Он вскочил, не слушая, о чем бормочет, вставая, обиженный Дерхаус. Полутонка промелькнула мимо окна столовой.
— До свиданья, мы еще увидимся! — сказал мне Иля и вышел.
Верно, мы с ним увиделись в тот же день на участке, носившем странное название «Злодейский».
Он стоял у входа в гессенскую палатку и разговаривал с человеком, у которого лицо было грязное, как земля. Грязный человек стоял у ведра с водой, и, без сомнения, ему очень хотелось умыться — он уж даже брался несколько раз за манерку, висевшую на ведре, но Иля наскакивал на него и все как-то оттирал от ведра.
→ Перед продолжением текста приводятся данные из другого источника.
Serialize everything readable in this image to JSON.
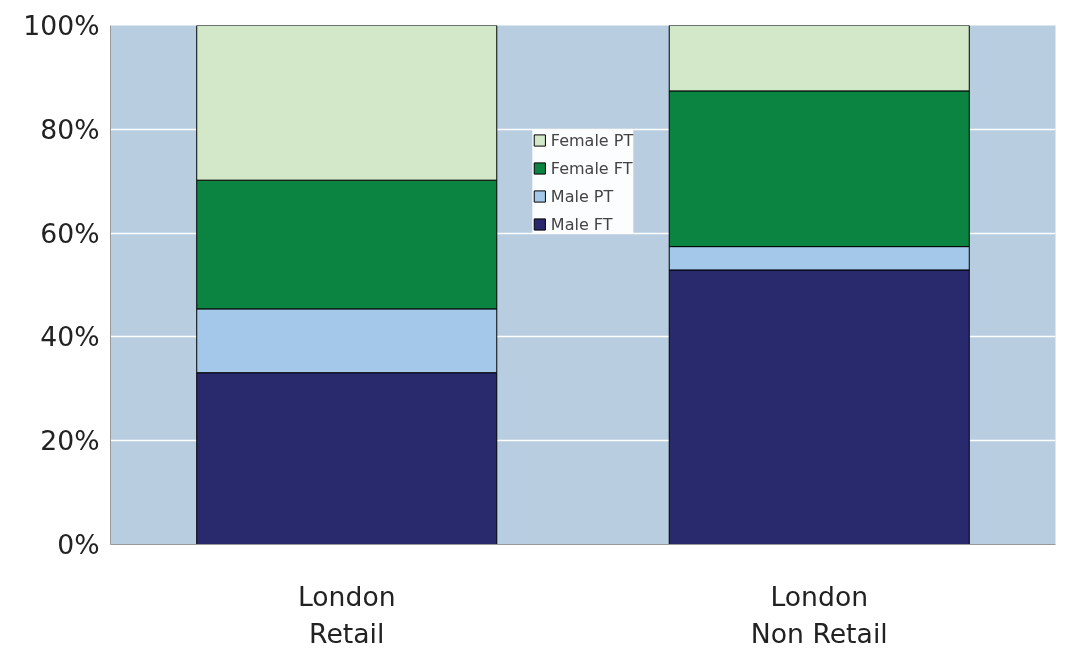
{
  "chart_data": {
    "type": "bar",
    "stacked": true,
    "categories": [
      "London\nRetail",
      "London\nNon Retail"
    ],
    "series": [
      {
        "name": "Male FT",
        "color": "#29296e",
        "values": [
          33.1,
          52.9
        ]
      },
      {
        "name": "Male PT",
        "color": "#a3c8ea",
        "values": [
          12.3,
          4.5
        ]
      },
      {
        "name": "Female FT",
        "color": "#0b8442",
        "values": [
          24.8,
          30.0
        ]
      },
      {
        "name": "Female PT",
        "color": "#d3e8c8",
        "values": [
          29.8,
          12.6
        ]
      }
    ],
    "ylim": [
      0,
      100
    ],
    "yticks": [
      {
        "value": 0,
        "label": "0%"
      },
      {
        "value": 20,
        "label": "20%"
      },
      {
        "value": 40,
        "label": "40%"
      },
      {
        "value": 60,
        "label": "60%"
      },
      {
        "value": 80,
        "label": "80%"
      },
      {
        "value": 100,
        "label": "100%"
      }
    ],
    "grid": "y",
    "legend": "top"
  }
}
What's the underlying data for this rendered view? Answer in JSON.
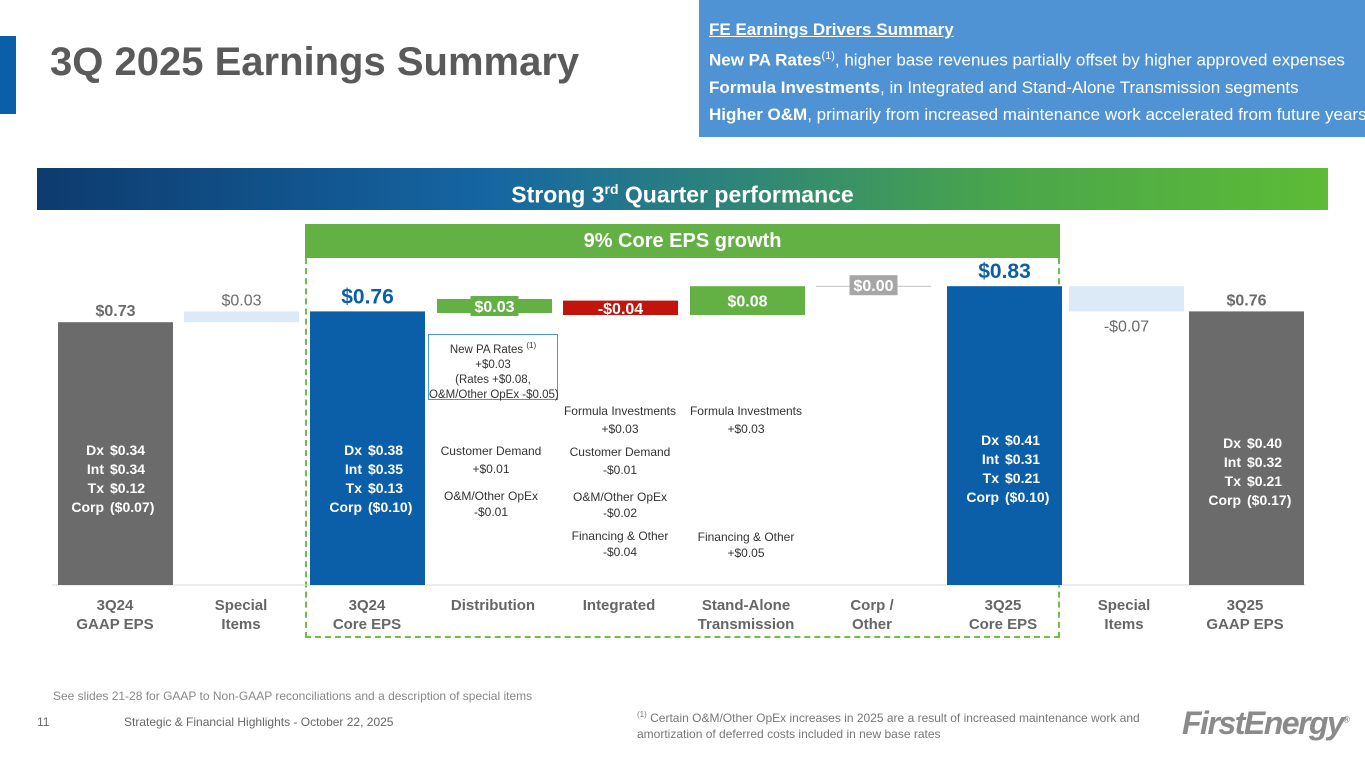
{
  "title": "3Q 2025 Earnings Summary",
  "drivers": {
    "heading": "FE Earnings Drivers Summary",
    "lines": [
      {
        "bold": "New PA Rates",
        "sup": "(1)",
        "rest": ", higher base revenues partially offset by higher approved expenses"
      },
      {
        "bold": "Formula Investments",
        "sup": "",
        "rest": ", in Integrated and Stand-Alone Transmission segments"
      },
      {
        "bold": "Higher O&M",
        "sup": "",
        "rest": ", primarily from increased maintenance work accelerated from future years"
      }
    ]
  },
  "banner": {
    "pre": "Strong 3",
    "sup": "rd",
    "post": " Quarter performance"
  },
  "growth_label": "9% Core EPS growth",
  "colors": {
    "gray": "#6b6b6b",
    "blue": "#0b5ea8",
    "green": "#63b045",
    "red": "#c0140d",
    "light": "#dce9f6",
    "zero": "#a6a6a6"
  },
  "chart_data": {
    "type": "waterfall",
    "title": "Strong 3rd Quarter performance",
    "ylim": [
      0,
      0.83
    ],
    "bars": [
      {
        "category": "3Q24 GAAP EPS",
        "kind": "total",
        "value": 0.73,
        "label": "$0.73"
      },
      {
        "category": "Special Items",
        "kind": "special",
        "value": 0.03,
        "label": "$0.03"
      },
      {
        "category": "3Q24 Core EPS",
        "kind": "core",
        "value": 0.76,
        "label": "$0.76"
      },
      {
        "category": "Distribution",
        "kind": "delta",
        "value": 0.03,
        "label": "$0.03"
      },
      {
        "category": "Integrated",
        "kind": "delta",
        "value": -0.04,
        "label": "-$0.04"
      },
      {
        "category": "Stand-Alone Transmission",
        "kind": "delta",
        "value": 0.08,
        "label": "$0.08"
      },
      {
        "category": "Corp / Other",
        "kind": "delta",
        "value": 0.0,
        "label": "$0.00"
      },
      {
        "category": "3Q25 Core EPS",
        "kind": "core",
        "value": 0.83,
        "label": "$0.83"
      },
      {
        "category": "Special Items",
        "kind": "special",
        "value": -0.07,
        "label": "-$0.07"
      },
      {
        "category": "3Q25 GAAP EPS",
        "kind": "total",
        "value": 0.76,
        "label": "$0.76"
      }
    ],
    "x_labels": [
      [
        "3Q24",
        "GAAP EPS"
      ],
      [
        "Special",
        "Items"
      ],
      [
        "3Q24",
        "Core EPS"
      ],
      [
        "Distribution",
        ""
      ],
      [
        "Integrated",
        ""
      ],
      [
        "Stand-Alone",
        "Transmission"
      ],
      [
        "Corp /",
        "Other"
      ],
      [
        "3Q25",
        "Core EPS"
      ],
      [
        "Special",
        "Items"
      ],
      [
        "3Q25",
        "GAAP EPS"
      ]
    ],
    "components": {
      "3Q24 GAAP EPS": [
        [
          "Dx",
          "$0.34"
        ],
        [
          "Int",
          "$0.34"
        ],
        [
          "Tx",
          "$0.12"
        ],
        [
          "Corp",
          "($0.07)"
        ]
      ],
      "3Q24 Core EPS": [
        [
          "Dx",
          "$0.38"
        ],
        [
          "Int",
          "$0.35"
        ],
        [
          "Tx",
          "$0.13"
        ],
        [
          "Corp",
          "($0.10)"
        ]
      ],
      "3Q25 Core EPS": [
        [
          "Dx",
          "$0.41"
        ],
        [
          "Int",
          "$0.31"
        ],
        [
          "Tx",
          "$0.21"
        ],
        [
          "Corp",
          "($0.10)"
        ]
      ],
      "3Q25 GAAP EPS": [
        [
          "Dx",
          "$0.40"
        ],
        [
          "Int",
          "$0.32"
        ],
        [
          "Tx",
          "$0.21"
        ],
        [
          "Corp",
          "($0.17)"
        ]
      ]
    },
    "annotations": {
      "npa": [
        "New PA Rates ",
        "(1)",
        "+$0.03",
        "(Rates +$0.08,",
        "O&M/Other OpEx -$0.05)"
      ],
      "dist_demand": [
        "Customer Demand",
        "+$0.01"
      ],
      "dist_om": [
        "O&M/Other OpEx",
        "-$0.01"
      ],
      "int_formula": [
        "Formula Investments",
        "+$0.03"
      ],
      "int_demand": [
        "Customer Demand",
        "-$0.01"
      ],
      "int_om": [
        "O&M/Other OpEx",
        "-$0.02"
      ],
      "int_fin": [
        "Financing & Other",
        "-$0.04"
      ],
      "tx_formula": [
        "Formula Investments",
        "+$0.03"
      ],
      "tx_fin": [
        "Financing & Other",
        "+$0.05"
      ]
    }
  },
  "footer": {
    "see_slides": "See slides 21-28 for GAAP to Non-GAAP reconciliations and a description of special items",
    "page": "11",
    "deck": "Strategic & Financial Highlights - October 22, 2025",
    "footnote_sup": "(1)",
    "footnote": " Certain O&M/Other OpEx increases in 2025 are a result of increased maintenance work and amortization of deferred costs included in new base rates",
    "logo": "FirstEnergy",
    "logo_mark": "®"
  }
}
Пот капал с утиного носа в записную книжку.
Я подошел к ним.
— Санитарного надзора за нами нету, — сказал грязный, — и врачей нету. Был один, пришел; говорит, надо койки расставить. А того, что под койками трава растет, этого не заметил.
И повторив еще раз «не заметил», грязный потянулся к воде. Иля не дал.
— Палатки отапливаются? — спросил он.
Допрос этот показался мне скучным.
— Дайте же вы человеку умыться! — сказал я Иле и оттащил его прочь.
Мы прошлись по участку. Стояли палатки, две-три гессенских, шесть-семь односкатных; на одной из них висел хвастливый плакат, вокруг походных кухонь стояли длинные столы под изодранным тентом и, спасаясь от жары, которая была особенно томительна в этот час, люди лежали под вагончиком.
Это был табор, черты бродячей жизни были видны во всем.
Шесть радио да маяк, по которому во время ночных работ находили дорогу машины, только они, казалось, возражали против слова «табор».
— Вот вы в течение получаса не давали бедному рулевому умыться, — сказал я Иле, — вы каждую минуту хватаетесь за карандаш. Внесите же в свою записную книжку и эту женщину: мне только что рассказали, что раз в неделю она уступает всем, кроме женатых.
Женщина, на которую я указал, стояла у входа в одну из односкатных палаток.
Потом она прошла на кухню и села за стол; тень тента упала на ее полные плечи.
Она засмеялась в ответ на замечание, которым встретил ее одни из рулевых, и тогда по широким скулам, по узким, слегка подтянутым кверху векам я понял, что она была татарка.
— Кать, а Кать, что же ты сегодня не газуешь? — спросил рулевой.
Все рассмеялись. Должно быть, слово это имело по отношению к Кате какое-то особенное значение, совсем не то, которое знакомо было каждому трактористу.